Des renouvelables contrastés
Si la production solaire a flambé (+38 %, à 5,1 TWh) grâce à 5 GW de nouvelles capacités installées, l’éolien et l’hydraulique reculent chacun de 11 %, pénalisés respectivement par une météo défavorable et une base de comparaison très haute en 2024.
Gaz et exportations en demi-teinte
Le recours aux centrales à gaz a légèrement diminué à 7,7 TWh, malgré un pic en février.

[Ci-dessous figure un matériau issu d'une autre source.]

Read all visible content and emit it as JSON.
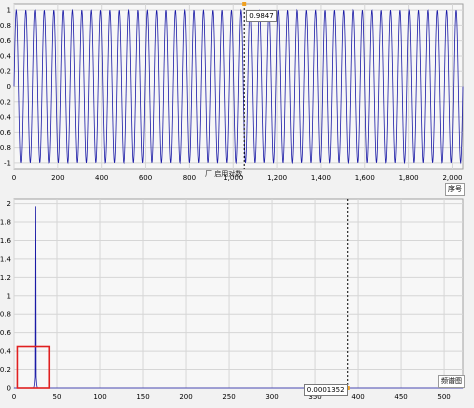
{
  "top_chart": {
    "x_button_label": "序号",
    "cursor_readout": "0.9847"
  },
  "middle": {
    "caption": "厂 启用对数",
    "right_button_label": "频谱图"
  },
  "bottom_chart": {
    "cursor_readout": "0.0001352"
  },
  "colors": {
    "signal": "#1a1aa6",
    "cursor": "#000000",
    "cursor_marker": "#f0a020",
    "highlight_box": "#e02020",
    "grid": "#d6d6d6",
    "background": "#f7f7f7"
  },
  "chart_data": [
    {
      "type": "line",
      "x_ticks": [
        "0",
        "200",
        "400",
        "600",
        "800",
        "1,000",
        "1,200",
        "1,400",
        "1,600",
        "1,800",
        "2,000"
      ],
      "y_ticks": [
        "1",
        "0.8",
        "0.6",
        "0.4",
        "0.2",
        "0",
        "-0.2",
        "-0.4",
        "-0.6",
        "-0.8",
        "-1"
      ],
      "xlim": [
        0,
        2048
      ],
      "ylim": [
        -1.08,
        1.08
      ],
      "series": [
        {
          "function": "sin",
          "amplitude": 1,
          "cycles": 48,
          "x_start": 0,
          "x_end": 2048
        }
      ],
      "cursor_x": 1050,
      "grid": true
    },
    {
      "type": "line",
      "x_ticks": [
        "0",
        "50",
        "100",
        "150",
        "200",
        "250",
        "300",
        "350",
        "400",
        "450",
        "500"
      ],
      "y_ticks": [
        "2",
        "1.8",
        "1.6",
        "1.4",
        "1.2",
        "1",
        "0.8",
        "0.6",
        "0.4",
        "0.2",
        "0"
      ],
      "xlim": [
        0,
        522
      ],
      "ylim": [
        0,
        2.05
      ],
      "series": [
        {
          "x": [
            0,
            23,
            23.5,
            24,
            24.5,
            25,
            25.5,
            26,
            26.5,
            27,
            30,
            522
          ],
          "y": [
            0,
            0,
            0.02,
            0.05,
            0.12,
            1.97,
            0.12,
            0.05,
            0.02,
            0,
            0,
            0
          ]
        }
      ],
      "cursor_x": 388,
      "highlight_region": {
        "x": [
          4,
          41
        ],
        "y": [
          0,
          0.45
        ]
      },
      "grid": true
    }
  ]
}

Quant au solde exportateur d’électricité, il recule de 2 TWh, à 17,1 TWh, malgré une offre globale en hausse de 3 %, à 150 TWh.
La France renoue avec sa tradition nucléaire, mais l’équilibre du mix reste sous tension.
Les tendances électricité de la semaine par notre expert
Rebond électrique et crise nordique silencieuse
Au premier trimestre 2025, la demande d’électricité dans l’Union européenne a timidement progressé de 1,7 % sur un an, atteignant 729 TWh. Un regain certes, mais encore loin du pic de 2021 (757 TWh). La reprise est particulièrement marquée en Allemagne (+15 %, à 142 TWh) et en France (+4 %, à 146 TWh), après deux années de baisse. L’Espagne et le Portugal affichent aussi une consommation en hausse, tandis que la Pologne dépasse même son record de 2022. En revanche, la Scandinavie reste contrastée : hausse en Finlande et Danemark, chute en Norvège et Suède.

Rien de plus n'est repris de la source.